Имея в руках точные показания предателя, но не имея никаких вещественных улик против подсудимых, следственная комиссия, понукаемая своим руководителем, Муравьевым-Вешателем, настаивала, требовала, угрожала и всячески притесняла подсудимых, чтобы заставить говорить о том, что было только в умах и сердцах пленных юношей. – Власти не могли допустить, чтобы нашелся храбрец, взявши на себя одного и выполнение, и ответ за покушение на жизнь царя. Им всенепременно хотелось быть спасителями династии от обширного заговора, грозившего гибелью России. Подсудимых беспрестанно таскали на допросы, стращали их смертной казнью; и содержали их, и допрашивали, и судили в Петропавловской крепости.

Ишутина обвинили в заговоре с Каракозовым и приговорили к смертной казни. Молодой, энергичный, с тысячью планов в горячей голове, он не хотел умирать, но на эшафот он взошел твердо…. Уже спустили на глаза саван, уже палач налаживал на шее веревку, когда спрятанный за углом герольд подскакал к эшафоту с царским помилованием. – И милость царская сказалась ядом…. Нежная душа Ишутина не вынесла издевательства: есть много оснований думать, что он тогда-же лишился рассудка. Черная пустая завеса падает за ним с этой минуты.

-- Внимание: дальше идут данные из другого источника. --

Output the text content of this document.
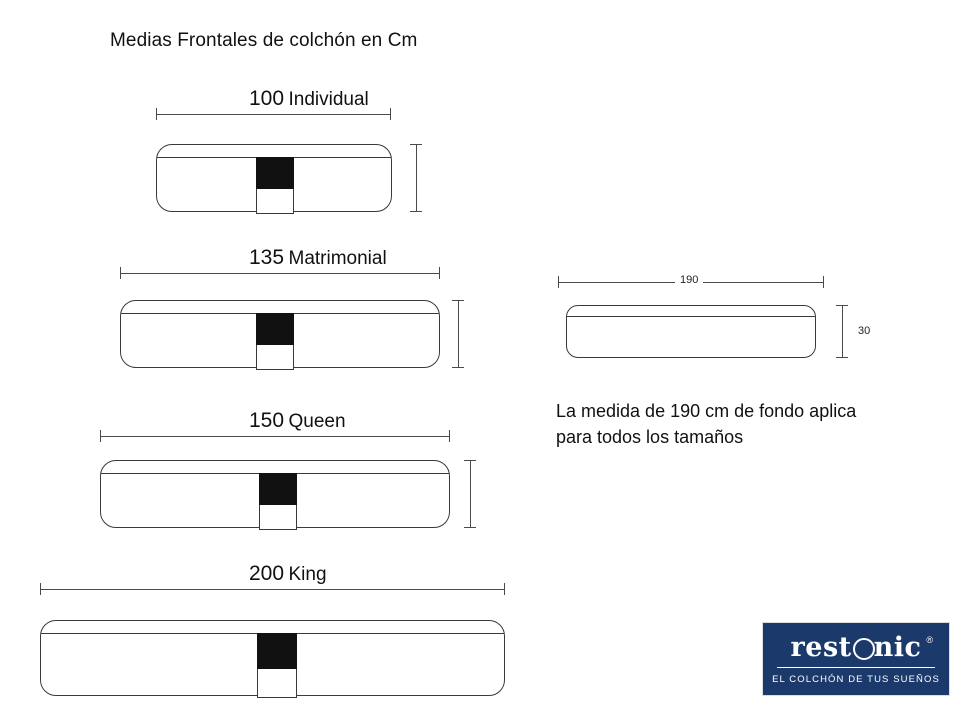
Medias Frontales de colchón en Cm
100 Individual
135 Matrimonial
150 Queen
200 King
190
30
La medida de 190 cm de fondo aplica para todos los tamaños
rest nic ®
EL COLCHÓN DE TUS SUEÑOS
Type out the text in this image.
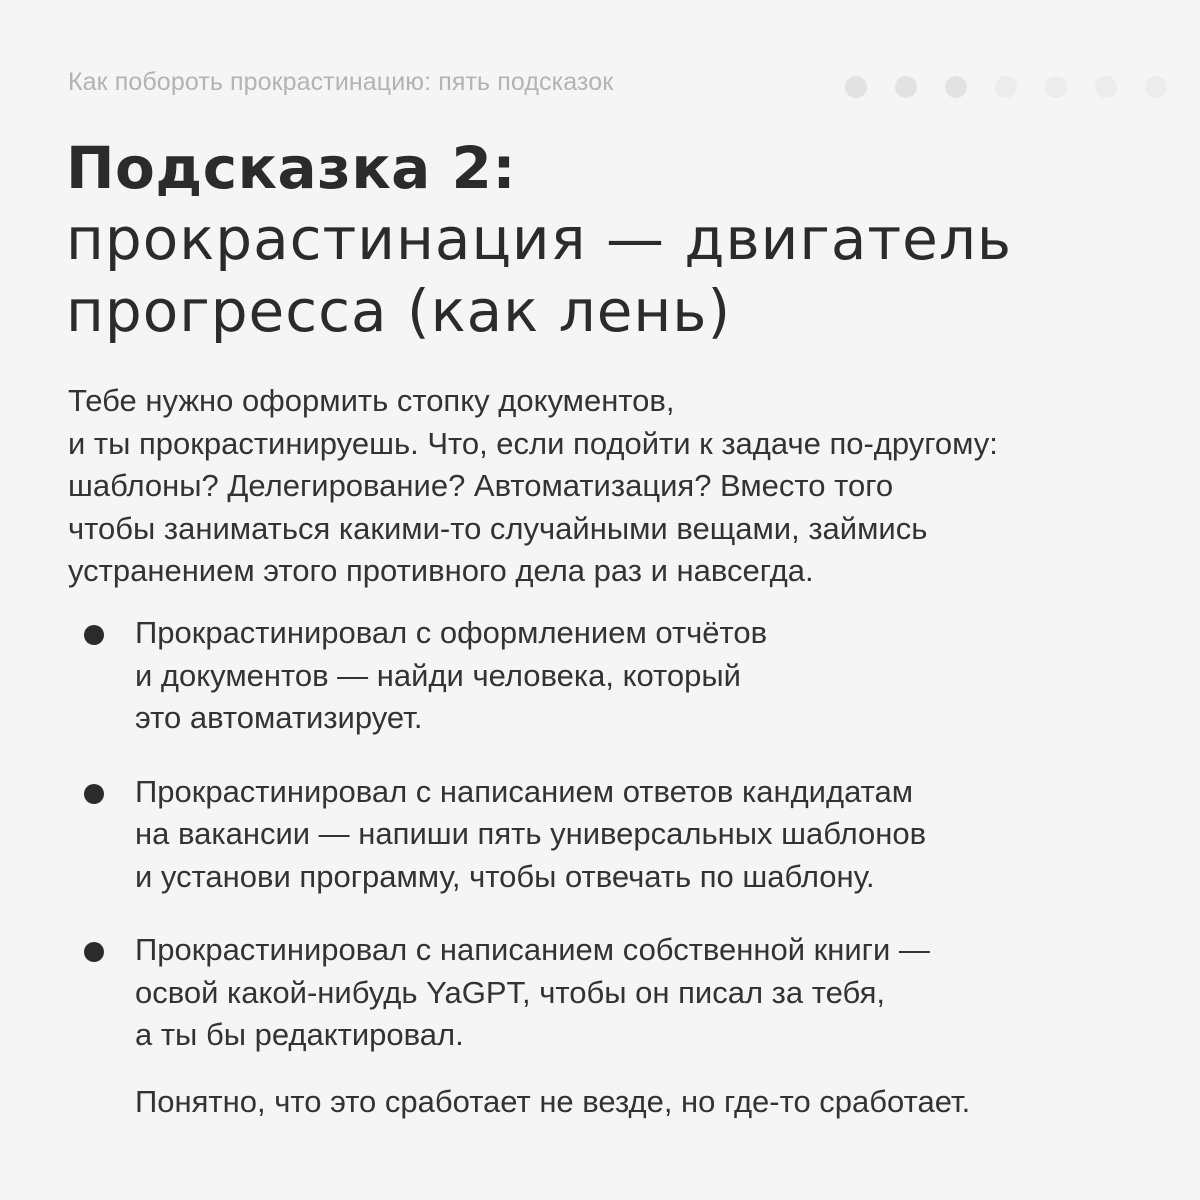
Как побороть прокрастинацию: пять подсказок
Подсказка 2:
прокрастинация — двигатель
прогресса (как лень)
Тебе нужно оформить стопку документов,
и ты прокрастинируешь. Что, если подойти к задаче по-другому:
шаблоны? Делегирование? Автоматизация? Вместо того
чтобы заниматься какими-то случайными вещами, займись
устранением этого противного дела раз и навсегда.
Прокрастинировал с оформлением отчётов
и документов — найди человека, который
это автоматизирует.
Прокрастинировал с написанием ответов кандидатам
на вакансии — напиши пять универсальных шаблонов
и установи программу, чтобы отвечать по шаблону.
Прокрастинировал с написанием собственной книги —
освой какой-нибудь YaGPT, чтобы он писал за тебя,
а ты бы редактировал.
Понятно, что это сработает не везде, но где-то сработает.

Каракозова повесили 4-го октября 1866 г. Человек 30 сослали в Сибирь, из них семерых на каторгу: П. Д. Ермолов, 20-ти лет, на и0 лет каторги; Н. П. Странден, 23-х лет, на 20 лет кат.; Д. А. Юрасов, 23-х лет, на 10 лет кат.; М. Н. Загибалов, 24 лет, на 6 лет кат.; О. А. Мотков, и 9 лет, на 4 г. кат.; В. Н. Шаганов, 26-ти лет, на 6 лет. кат.; П. 0. Николаев, 22-х лет, на 8 лет кат. Остальные пошли на поселение.

Помилованного Ишутина довезли вместе с остальными каторжанами до Нижнего, но оттуда вернули, и с тех пор он как в воду канул…. Замучили?… Запытали?…. Сгноили?… Ни друзья, ни родные, никто ничего не знал.

Сильные, здоровые, бодрые умом и духом, каракозовцы, в том же 1866 г. были привезены в Александровскую каторжную тюрьму, что на юге Забайкальской области, в 300 верстах южнее Кары.

Чернышевский был еще там; было человек полтораста польских повстанцев 63-го года и нисколько десятков русских каторжан по разным политическим процессам. Тюремное начальство, в виду такого множества образованных сил, сочло за лучшее предоставить заключенным самим устроиться и со своим хозяйством, и со своими работами и внутренними сношениями. – Сами стряпали, сами чистили, выметали дворы, работали в огородах. Оставалось время и на чтение, и даже на устройство спектаклей, изображавших пьесы, писанный специально для этих сцен самим Николаем Гавриловичем.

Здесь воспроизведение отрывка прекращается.